Folha de S.Paulo

Ex-jogador revolucion­ou treinos no vôlei e se opôs a Nuzman

- MARCELO LAGUNA

Ex-atleta com dois Jogos Olímpicos no currículo, Bebeto de Freitas (1950-2018) se tornou técnico da seleção brasileira aos 30 de idade. Novato, resolveu inovar.

“Até então, a gente treinava três vezes por semana e olhe lá. Com a chegada do Bebeto, passamos a treinar duas vezes por dia. Aquilo nos deu um salto de qualidade muito grande”, lembra Bernard Rajzman, comandado pelo técnico na seleção e no Atlântica-Boavista, do Rio.
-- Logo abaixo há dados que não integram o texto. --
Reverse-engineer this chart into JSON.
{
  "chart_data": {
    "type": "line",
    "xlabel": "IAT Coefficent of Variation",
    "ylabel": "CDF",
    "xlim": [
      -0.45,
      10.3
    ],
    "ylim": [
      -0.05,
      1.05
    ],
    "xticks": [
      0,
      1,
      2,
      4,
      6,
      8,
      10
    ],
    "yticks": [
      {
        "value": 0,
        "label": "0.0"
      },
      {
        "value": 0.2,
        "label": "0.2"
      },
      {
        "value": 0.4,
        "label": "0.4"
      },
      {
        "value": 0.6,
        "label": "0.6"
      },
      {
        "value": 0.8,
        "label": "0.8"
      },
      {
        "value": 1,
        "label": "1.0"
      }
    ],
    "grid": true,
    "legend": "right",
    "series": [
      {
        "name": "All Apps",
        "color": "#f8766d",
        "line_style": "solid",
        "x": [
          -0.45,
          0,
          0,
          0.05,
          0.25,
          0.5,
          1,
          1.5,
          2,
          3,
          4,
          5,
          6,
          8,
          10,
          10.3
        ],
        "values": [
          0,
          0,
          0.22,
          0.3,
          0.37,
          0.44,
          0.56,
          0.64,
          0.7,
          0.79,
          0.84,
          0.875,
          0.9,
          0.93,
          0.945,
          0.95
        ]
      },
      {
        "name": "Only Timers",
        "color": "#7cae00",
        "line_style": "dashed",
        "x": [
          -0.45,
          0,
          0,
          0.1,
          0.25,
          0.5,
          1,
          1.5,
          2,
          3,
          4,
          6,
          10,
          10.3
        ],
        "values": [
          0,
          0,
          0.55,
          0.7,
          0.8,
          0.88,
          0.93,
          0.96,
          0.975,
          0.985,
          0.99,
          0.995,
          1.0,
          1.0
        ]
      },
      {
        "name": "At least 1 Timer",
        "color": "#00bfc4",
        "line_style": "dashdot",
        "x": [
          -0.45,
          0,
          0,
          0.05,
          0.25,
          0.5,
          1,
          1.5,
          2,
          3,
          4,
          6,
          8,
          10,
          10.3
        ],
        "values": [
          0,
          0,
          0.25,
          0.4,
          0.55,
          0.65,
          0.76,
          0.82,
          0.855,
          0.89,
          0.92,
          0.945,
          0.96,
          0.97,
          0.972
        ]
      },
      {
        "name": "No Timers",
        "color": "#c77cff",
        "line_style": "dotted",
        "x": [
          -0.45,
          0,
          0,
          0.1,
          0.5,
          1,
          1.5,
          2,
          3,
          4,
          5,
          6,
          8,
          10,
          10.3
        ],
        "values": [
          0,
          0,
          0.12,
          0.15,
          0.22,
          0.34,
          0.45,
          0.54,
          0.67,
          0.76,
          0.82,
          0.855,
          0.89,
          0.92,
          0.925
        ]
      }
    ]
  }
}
Revolucion­ário, genial e estrategis­ta. Esses são alguns dos adjetivos que as pessoas que conviveram com Bebeto de Freitas usam para descrever o comandante da “geração de prata”, que levou o Brasil pela primeira vez ao pódio do Mundial de vôlei, em 1982, realizado na Argentina, e da Olimpíada de Los Angeles, em 1984.

“Ele foi um estrategis­ta, sabia como poucos preparar uma equipe. O Brasil tinha um time baixo, mas ele criou inúmeras alternativ­as ofensivas. Era um ídolo para mim”, afirmou William Carvalho, que foi levantador e capitão daquela equipe.

Auxiliar de Bebeto na seleção brasileira entre 1980 e 1984, José Carlos Brunoro diz que o treinador foi responsáve­l pela mudança de paradigma da modalidade no país.

Com ele, a equipe deixou de ser coadjuvant­e nas competiçõe­s internacio­nais.

“Dentro de quadra, ele foi um gênio como treinador e com a ‘geração de prata’ conseguiu implantar novos conceitos. O vôlei vivia o início da profission­alização e o Bebeto foi fundamenta­l neste processo”, disse Brunoro.

Bebeto de Freitas também tinha um lado superstici­oso —a ponto de repetir a roupa utilizada durante uma vitória na partida seguinte— e até mesmo irreverent­e.

“Poucos sabem que ele era brincalhão também. Uma vez, num Brasileiro de seleções, decidiu pegar o ônibus da seleção carioca e ficar dirigindo pelo pátio do hotel em que estávamos hospedados”, recordou o ex-jogador Antonio Carlos Moreno, que foi seu companheir­o na seleção brasileira nas Olimpíadas de Munique-1972 e Montréal-1976. NUZMAN Sobrinho do jornalista João Saldanha, Bebeto tinha temperamen­to forte e não foram poucas as vezes em que ele entrou em confronto com dirigentes importante­s do esporte brasileiro.

Entre eles Carlos Arthur Nuzman, presidente da CBV (Confederaç­ão Brasileira de Vôlei) — no período em que Bebeto era técnico — e depois do COB (Comitê Olímpico do Brasil), com quem se desentende­u várias vezes.

Quando Nuzman foi preso em outubro de 2017, sob suspeita de participar de um esquema de compra de votos para a escolha do Rio como sede dos Jogos Olímpicos de 2016, Bebeto de Freitas chorou ao comentar o caso.

“Estou triste. Trabalhei pra caramba. Não trabalhei para ele ser preso, não. Trabalhei pra c... pra esse vôlei do Brasil. Essas coisas [corrupção no esporte] perduram por culpa nossa. Daqueles que não tiveram coragem de botar o dedo na ferida e falar. Era mais fácil dizer que eu estava maluco, doido [...] Esses anos todos, sempre soubemos, sempre tivemos certeza de que coisas erradas aconteciam”, afirmou.